Bij de volgende scores van de screeningslijsten is sprake van kwetsbaarheid:

TRAZAG > 3

GFI > 4

Prisma7 >3

Daarnaast kunnen, naast het screeningsinstrument, de volgende factoren een rol spelen in het vaststellen van de kwetsbaarheid:

Als sprake is van kwetsbaarheid die (deels) opgelost is door bijvoorbeeld de inzet van hulpmiddelen en de oudere ervaart geen kwetsbaarheid, dan wordt dit beschouwd als niet kwetsbaar

3A Kwetsbaar
Als er sprake is van kwetsbaarheid wordt dit in het HIS genoteerd onder “A05 kwetsbare oudere”. Om de complexiteit van de (gezondheids)problemen van de kwetsbare oudere inzichtelijk te maken, wordt tijdens het huisbezoek een uitgebreidere analyse uitgevoerd.
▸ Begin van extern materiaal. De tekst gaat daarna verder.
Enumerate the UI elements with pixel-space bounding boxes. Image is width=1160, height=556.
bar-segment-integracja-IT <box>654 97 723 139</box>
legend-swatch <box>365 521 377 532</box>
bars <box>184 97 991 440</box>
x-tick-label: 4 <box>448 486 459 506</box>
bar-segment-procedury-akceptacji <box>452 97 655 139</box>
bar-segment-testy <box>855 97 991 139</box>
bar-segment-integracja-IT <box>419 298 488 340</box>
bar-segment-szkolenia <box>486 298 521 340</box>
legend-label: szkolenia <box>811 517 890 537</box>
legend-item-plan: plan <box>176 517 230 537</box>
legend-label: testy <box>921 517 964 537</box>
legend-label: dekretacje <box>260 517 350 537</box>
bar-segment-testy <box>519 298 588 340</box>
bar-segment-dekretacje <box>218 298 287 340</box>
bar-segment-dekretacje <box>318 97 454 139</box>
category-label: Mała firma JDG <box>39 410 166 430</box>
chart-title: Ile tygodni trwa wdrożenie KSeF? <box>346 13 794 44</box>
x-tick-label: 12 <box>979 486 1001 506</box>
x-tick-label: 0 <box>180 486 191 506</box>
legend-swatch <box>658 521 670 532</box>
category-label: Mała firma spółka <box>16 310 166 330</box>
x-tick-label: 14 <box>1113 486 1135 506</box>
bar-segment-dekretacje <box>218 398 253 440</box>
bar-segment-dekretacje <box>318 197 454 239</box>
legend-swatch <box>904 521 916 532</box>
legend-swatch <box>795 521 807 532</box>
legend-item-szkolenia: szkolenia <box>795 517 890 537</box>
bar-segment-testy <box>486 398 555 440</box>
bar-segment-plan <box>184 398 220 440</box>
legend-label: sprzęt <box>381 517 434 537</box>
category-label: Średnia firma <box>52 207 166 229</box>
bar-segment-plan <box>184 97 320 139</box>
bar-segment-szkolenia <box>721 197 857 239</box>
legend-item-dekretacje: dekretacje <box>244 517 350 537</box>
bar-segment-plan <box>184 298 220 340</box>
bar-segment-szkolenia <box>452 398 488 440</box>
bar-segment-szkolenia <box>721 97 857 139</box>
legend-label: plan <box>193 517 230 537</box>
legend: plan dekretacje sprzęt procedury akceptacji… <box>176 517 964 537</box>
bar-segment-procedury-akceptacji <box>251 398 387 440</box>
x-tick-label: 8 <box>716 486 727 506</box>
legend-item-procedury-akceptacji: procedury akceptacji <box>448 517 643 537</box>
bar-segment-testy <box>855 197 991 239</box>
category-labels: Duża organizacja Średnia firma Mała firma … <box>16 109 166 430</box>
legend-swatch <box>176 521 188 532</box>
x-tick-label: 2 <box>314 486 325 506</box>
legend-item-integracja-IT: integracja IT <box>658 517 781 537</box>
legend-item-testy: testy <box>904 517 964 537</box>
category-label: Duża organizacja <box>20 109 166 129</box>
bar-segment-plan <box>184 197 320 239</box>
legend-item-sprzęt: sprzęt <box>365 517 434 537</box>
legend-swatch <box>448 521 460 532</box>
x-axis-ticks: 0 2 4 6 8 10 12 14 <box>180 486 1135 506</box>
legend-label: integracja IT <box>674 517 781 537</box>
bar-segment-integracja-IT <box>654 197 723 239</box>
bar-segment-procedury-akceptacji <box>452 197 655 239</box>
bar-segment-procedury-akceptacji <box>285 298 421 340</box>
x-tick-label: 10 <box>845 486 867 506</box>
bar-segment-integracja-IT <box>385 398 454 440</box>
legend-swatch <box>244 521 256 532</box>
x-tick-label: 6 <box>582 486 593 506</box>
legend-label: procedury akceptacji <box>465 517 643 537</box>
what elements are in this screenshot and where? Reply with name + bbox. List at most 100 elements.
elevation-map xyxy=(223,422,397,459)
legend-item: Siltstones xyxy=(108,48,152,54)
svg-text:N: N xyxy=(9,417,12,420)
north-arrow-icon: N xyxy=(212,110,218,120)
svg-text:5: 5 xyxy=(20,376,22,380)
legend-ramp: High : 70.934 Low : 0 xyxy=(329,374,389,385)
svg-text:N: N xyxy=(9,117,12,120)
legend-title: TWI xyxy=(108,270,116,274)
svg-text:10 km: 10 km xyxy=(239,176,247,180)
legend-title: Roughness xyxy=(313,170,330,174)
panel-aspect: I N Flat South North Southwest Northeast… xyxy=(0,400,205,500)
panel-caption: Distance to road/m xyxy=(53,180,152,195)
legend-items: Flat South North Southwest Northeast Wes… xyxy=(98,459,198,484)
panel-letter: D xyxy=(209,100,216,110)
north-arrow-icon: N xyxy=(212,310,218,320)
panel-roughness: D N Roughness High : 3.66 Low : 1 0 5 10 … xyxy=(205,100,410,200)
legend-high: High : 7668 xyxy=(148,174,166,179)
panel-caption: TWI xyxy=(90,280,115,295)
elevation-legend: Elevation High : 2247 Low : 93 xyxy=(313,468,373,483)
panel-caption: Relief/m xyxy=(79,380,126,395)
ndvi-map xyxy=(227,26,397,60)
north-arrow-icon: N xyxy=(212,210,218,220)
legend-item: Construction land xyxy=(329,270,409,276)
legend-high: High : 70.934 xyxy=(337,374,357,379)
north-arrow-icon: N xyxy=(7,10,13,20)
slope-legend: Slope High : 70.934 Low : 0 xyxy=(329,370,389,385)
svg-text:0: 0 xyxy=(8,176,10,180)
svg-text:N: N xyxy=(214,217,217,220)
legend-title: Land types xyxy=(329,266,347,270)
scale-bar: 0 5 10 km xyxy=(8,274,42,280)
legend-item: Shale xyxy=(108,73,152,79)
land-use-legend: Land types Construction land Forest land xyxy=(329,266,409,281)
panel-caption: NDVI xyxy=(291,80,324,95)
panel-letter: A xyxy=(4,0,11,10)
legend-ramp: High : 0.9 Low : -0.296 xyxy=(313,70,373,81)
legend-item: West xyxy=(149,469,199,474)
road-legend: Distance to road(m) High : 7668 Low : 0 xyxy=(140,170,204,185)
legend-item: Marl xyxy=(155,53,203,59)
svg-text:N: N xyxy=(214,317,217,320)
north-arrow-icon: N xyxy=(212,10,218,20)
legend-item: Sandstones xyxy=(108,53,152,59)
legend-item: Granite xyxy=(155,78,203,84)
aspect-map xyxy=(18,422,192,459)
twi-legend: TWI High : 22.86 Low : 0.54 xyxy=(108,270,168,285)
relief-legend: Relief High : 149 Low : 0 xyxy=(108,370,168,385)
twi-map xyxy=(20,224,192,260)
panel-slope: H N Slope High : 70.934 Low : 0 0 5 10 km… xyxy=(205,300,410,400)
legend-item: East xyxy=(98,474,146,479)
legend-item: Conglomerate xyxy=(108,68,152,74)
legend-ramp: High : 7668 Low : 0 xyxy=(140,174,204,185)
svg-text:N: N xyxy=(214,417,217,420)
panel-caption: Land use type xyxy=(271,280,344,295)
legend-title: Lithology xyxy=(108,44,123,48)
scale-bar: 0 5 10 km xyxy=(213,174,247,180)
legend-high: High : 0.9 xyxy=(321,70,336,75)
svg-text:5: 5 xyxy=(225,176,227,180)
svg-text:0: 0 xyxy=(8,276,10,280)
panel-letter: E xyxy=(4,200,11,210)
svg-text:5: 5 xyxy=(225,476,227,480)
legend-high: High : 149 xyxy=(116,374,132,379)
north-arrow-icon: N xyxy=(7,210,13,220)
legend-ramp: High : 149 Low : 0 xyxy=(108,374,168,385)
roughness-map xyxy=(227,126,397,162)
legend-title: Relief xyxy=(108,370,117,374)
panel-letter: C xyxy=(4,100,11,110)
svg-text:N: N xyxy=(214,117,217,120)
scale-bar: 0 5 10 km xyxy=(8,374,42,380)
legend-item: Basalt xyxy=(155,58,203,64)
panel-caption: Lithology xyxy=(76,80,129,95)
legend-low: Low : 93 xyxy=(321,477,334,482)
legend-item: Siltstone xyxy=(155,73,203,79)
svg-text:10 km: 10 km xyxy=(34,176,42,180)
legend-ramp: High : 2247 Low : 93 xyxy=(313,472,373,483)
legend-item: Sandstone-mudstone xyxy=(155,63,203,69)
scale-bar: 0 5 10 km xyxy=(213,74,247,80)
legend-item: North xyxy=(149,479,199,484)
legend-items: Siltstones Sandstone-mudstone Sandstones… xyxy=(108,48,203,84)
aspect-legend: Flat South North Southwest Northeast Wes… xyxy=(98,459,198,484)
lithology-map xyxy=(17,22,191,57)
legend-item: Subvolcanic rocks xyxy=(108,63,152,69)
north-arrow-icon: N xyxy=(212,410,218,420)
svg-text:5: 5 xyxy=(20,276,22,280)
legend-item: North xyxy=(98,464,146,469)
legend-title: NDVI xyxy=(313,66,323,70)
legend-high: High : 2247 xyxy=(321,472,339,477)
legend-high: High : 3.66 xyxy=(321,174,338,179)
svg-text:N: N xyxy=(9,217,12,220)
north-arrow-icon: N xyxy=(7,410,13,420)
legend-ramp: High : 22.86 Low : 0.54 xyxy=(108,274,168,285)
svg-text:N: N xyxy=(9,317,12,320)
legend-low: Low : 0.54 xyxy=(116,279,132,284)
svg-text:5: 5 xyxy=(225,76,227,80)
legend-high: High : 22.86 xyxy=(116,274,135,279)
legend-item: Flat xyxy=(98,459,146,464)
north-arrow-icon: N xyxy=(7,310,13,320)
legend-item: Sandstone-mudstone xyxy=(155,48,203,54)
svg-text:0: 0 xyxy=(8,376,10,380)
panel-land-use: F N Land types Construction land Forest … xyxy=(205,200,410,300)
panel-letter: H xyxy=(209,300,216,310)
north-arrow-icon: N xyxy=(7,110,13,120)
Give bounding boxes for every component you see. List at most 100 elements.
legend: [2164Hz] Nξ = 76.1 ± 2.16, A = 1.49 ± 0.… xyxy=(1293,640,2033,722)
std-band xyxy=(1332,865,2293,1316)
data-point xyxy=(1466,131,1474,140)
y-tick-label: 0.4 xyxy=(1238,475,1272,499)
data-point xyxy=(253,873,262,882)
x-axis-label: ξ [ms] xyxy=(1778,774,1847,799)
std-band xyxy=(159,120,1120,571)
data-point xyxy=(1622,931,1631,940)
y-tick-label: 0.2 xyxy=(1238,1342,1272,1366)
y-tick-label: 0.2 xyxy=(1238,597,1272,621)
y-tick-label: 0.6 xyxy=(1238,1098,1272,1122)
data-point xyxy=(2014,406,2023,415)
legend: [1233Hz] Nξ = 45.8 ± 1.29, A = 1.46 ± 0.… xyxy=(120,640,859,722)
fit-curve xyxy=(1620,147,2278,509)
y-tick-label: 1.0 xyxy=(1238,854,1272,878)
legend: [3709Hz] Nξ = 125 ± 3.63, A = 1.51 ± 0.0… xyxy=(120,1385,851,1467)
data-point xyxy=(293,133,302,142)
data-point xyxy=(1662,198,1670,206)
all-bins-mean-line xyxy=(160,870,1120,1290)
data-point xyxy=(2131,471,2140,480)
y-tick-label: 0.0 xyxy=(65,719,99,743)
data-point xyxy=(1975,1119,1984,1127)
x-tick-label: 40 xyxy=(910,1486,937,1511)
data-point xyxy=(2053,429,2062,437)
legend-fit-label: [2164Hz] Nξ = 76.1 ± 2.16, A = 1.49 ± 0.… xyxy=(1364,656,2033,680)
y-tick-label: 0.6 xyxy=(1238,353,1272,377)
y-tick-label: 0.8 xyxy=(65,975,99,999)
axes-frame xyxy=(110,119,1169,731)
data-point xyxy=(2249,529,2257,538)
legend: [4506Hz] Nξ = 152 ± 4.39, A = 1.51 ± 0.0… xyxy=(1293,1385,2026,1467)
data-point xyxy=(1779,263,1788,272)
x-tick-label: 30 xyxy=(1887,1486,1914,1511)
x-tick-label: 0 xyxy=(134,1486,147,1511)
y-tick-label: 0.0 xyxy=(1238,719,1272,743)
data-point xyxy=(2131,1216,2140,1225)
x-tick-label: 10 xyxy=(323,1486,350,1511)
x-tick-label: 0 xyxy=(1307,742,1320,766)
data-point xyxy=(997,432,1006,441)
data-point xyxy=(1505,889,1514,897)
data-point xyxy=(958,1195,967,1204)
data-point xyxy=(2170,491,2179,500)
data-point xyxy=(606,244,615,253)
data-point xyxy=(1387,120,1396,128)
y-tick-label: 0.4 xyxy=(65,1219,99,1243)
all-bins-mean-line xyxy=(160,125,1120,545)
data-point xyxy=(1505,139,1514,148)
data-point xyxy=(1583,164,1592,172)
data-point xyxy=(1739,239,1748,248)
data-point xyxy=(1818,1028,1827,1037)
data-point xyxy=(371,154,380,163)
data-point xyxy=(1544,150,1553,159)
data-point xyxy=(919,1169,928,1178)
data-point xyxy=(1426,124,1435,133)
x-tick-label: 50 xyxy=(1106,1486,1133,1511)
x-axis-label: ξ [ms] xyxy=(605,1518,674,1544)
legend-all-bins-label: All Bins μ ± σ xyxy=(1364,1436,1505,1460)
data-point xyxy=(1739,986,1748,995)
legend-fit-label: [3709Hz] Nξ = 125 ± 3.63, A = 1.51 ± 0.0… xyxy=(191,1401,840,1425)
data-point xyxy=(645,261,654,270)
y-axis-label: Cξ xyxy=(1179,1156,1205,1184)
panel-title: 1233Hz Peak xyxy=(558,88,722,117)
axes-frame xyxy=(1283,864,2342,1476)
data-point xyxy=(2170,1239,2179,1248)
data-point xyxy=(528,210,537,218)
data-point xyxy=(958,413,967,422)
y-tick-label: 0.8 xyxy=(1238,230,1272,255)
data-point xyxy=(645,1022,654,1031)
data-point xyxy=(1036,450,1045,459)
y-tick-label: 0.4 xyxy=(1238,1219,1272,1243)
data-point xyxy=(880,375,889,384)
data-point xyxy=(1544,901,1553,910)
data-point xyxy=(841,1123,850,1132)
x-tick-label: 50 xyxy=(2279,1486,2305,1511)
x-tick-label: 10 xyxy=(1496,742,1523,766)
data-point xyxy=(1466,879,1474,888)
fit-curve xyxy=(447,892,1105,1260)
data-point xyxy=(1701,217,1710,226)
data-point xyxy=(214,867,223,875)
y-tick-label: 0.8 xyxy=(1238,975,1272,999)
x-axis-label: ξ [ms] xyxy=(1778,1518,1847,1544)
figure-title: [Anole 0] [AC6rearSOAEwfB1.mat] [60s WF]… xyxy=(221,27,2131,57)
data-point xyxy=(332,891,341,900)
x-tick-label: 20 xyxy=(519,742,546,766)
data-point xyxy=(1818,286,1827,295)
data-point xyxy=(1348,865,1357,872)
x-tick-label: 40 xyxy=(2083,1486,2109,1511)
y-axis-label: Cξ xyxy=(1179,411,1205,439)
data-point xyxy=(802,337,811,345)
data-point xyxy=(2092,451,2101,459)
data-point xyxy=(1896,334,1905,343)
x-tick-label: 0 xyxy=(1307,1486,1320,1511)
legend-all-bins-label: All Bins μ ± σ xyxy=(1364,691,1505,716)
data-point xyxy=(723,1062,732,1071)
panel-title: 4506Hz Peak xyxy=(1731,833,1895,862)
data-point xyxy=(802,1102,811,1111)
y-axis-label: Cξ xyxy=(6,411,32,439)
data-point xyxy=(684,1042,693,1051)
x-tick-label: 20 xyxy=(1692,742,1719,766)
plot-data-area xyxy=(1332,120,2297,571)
Dit kan bijvoorbeeld door middel van het invullen van de vervolglijsten van de Trazag (Link volgt). Het kan nodig zijn om hier een vervolgafspraak voor te maken. De uitkomst van de analyse wordt in het HIS ingevoerd onder de SOEP-regels.

3B Niet kwetsbaar
Als er geen sprake is van kwetsbaarheid wordt dit in het HIS geregistreerd onder “A49.01 Ouderenzorg niet-kwetsbaar + score screeningsinstrument”. Hierdoor is duidelijk dat deze oudere in kaart is gebracht. Bij niet kwetsbare ouderen is geen actief vervolgbeleid nodig, maar moet wel een vinger aan de pols gehouden worden om tijdig kwetsbaarheid te signaleren. Een jaarlijks (eventueel telefonisch) contactmoment is aan te raden. Een niet-kwetsbare oudere kan desgewenst specifieker worden geregistreerd. Hierbij wordt bij een 0-score ‘vitaal’ genoteerd. Bij een score > 0 heeft de oudere een ‘verhoogde kans op kwetsbaarheid’. Ook kan een niet-pluis gevoel hierbij een rol spelen. Geadviseerd wordt om in dat geval 2 keer per jaar een contactmoment te hebben.